Sulla falsariga di The Vision, anche in questo pezzo c’è poi un riferimento al “sistema” («perché il sistema simbolico prevede che per essere di sinistra è necessario sembrare poveri e apparire sobri») e al talento innato per l’autopromozione come generatore automatico di invidie: «Risulta in buona sostanza inaccettabile che un ragazzo di periferia senza cultura né legami politici abbia raggiunto quello che un tempo era il cuore della cultura sindacale di questo paese […]. E soprattutto è proibito esibire simboli di arricchimento come il Rolex e la Lamborghini […]. Non si tollera che un qualsiasi proletario della periferia milanese si sia arricchito usando media e linguaggi tuttora incompresi persino dai vertici dei media generalisti».
Prima di tutto, pare manchino proprio le basi. Perché uno che ha accesso diretto ai mass media quotidianamente e milioni di follower infoiati al seguito, non ha bisogno di essere difeso da nessuno. A parte che da se stesso, almeno nel caso di Fedez. Ma invece, in estasi draghistica spinta, Fedez – proprio come Mario – non sbaglia nemmeno quando sbaglia, perché anche quando dimostra palesemente di non essere all’altezza il verdetto finale nei suoi confronti è rovesciato: ad esempio diventa un’attitudine eccezionale essere inadeguati, sudare, avere gli occhi lucidi, tremare come una foglia su un palco – essendo tu uno che di mestiere sta sui palchi e non, per dire, alla guida di un tram.

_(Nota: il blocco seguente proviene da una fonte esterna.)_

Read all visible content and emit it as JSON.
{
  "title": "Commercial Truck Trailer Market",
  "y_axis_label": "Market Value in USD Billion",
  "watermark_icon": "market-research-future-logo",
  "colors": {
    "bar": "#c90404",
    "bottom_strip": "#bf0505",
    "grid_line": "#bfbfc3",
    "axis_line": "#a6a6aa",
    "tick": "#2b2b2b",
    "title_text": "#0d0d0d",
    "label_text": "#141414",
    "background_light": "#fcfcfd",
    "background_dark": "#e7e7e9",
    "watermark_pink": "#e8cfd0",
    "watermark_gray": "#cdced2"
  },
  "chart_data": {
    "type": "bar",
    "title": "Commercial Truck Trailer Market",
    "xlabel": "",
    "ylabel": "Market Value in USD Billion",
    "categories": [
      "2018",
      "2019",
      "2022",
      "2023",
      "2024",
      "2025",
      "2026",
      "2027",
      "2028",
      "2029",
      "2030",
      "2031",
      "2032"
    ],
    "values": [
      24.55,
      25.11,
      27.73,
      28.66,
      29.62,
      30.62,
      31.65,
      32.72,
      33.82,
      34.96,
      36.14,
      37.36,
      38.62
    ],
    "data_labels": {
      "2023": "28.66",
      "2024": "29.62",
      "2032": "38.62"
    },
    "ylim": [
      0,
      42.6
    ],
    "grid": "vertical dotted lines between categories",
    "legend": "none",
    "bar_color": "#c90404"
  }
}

In tutti i casi, anche per Sanremo, è un tripudio di “grazie Fedez!” (Ma grazie per cosa? Per averci insegnato che la terapia Emdr è un palliativo non solo inefficace ma controproducente per affrontare uno stato d’ansia?). Per finire, tornando all’antimodello di Fedez, non servono particolari lenti di ingrandimento per notare come chiunque si avvicini a Federico Lucia diventi un prodotto della sua fabbrica.
Lillo (che fortuna sua si è smarcato alla velocità della luce), Maionchi (che fortuna sua ha la capacità di sfancularlo a ripetizione), Berti, Sal, J-Ax, Rovazzi. Tutti sono arance da spremere finché c’è da spremere qualcosa. Dal capitalismo estrattivo si è passati insomma al capitalismo in spremuta. A questo proposito, ho rivisto da poco un capolavoro assoluto, che nel 1998 ci era parso un film di fantascienza distopico. Ecco, con Fedez quel film è diventato una serie per il web spacciata per un’utopia.
Il
marito di Chiara Ferragni trasforma tutti in Truman Burbank. Ma proprio come
nel film, appena chi è entrato nella sua orbita capisce che è tutto finto,
calcolato, strumentale alla sua crescita imprenditoriale e a quella di nessun
altro, scappa. “Buongiorno Fedez, e casomai non ti rivedessi: buon pomeriggio,
buonasera e buonanotte!”. A differenza di quanto accade nel film, però, il
pubblico italiano, almeno per ora, non esplode di gioia quando la vittima della
messinscena si libera ma continua ad applaudire il regista dello show.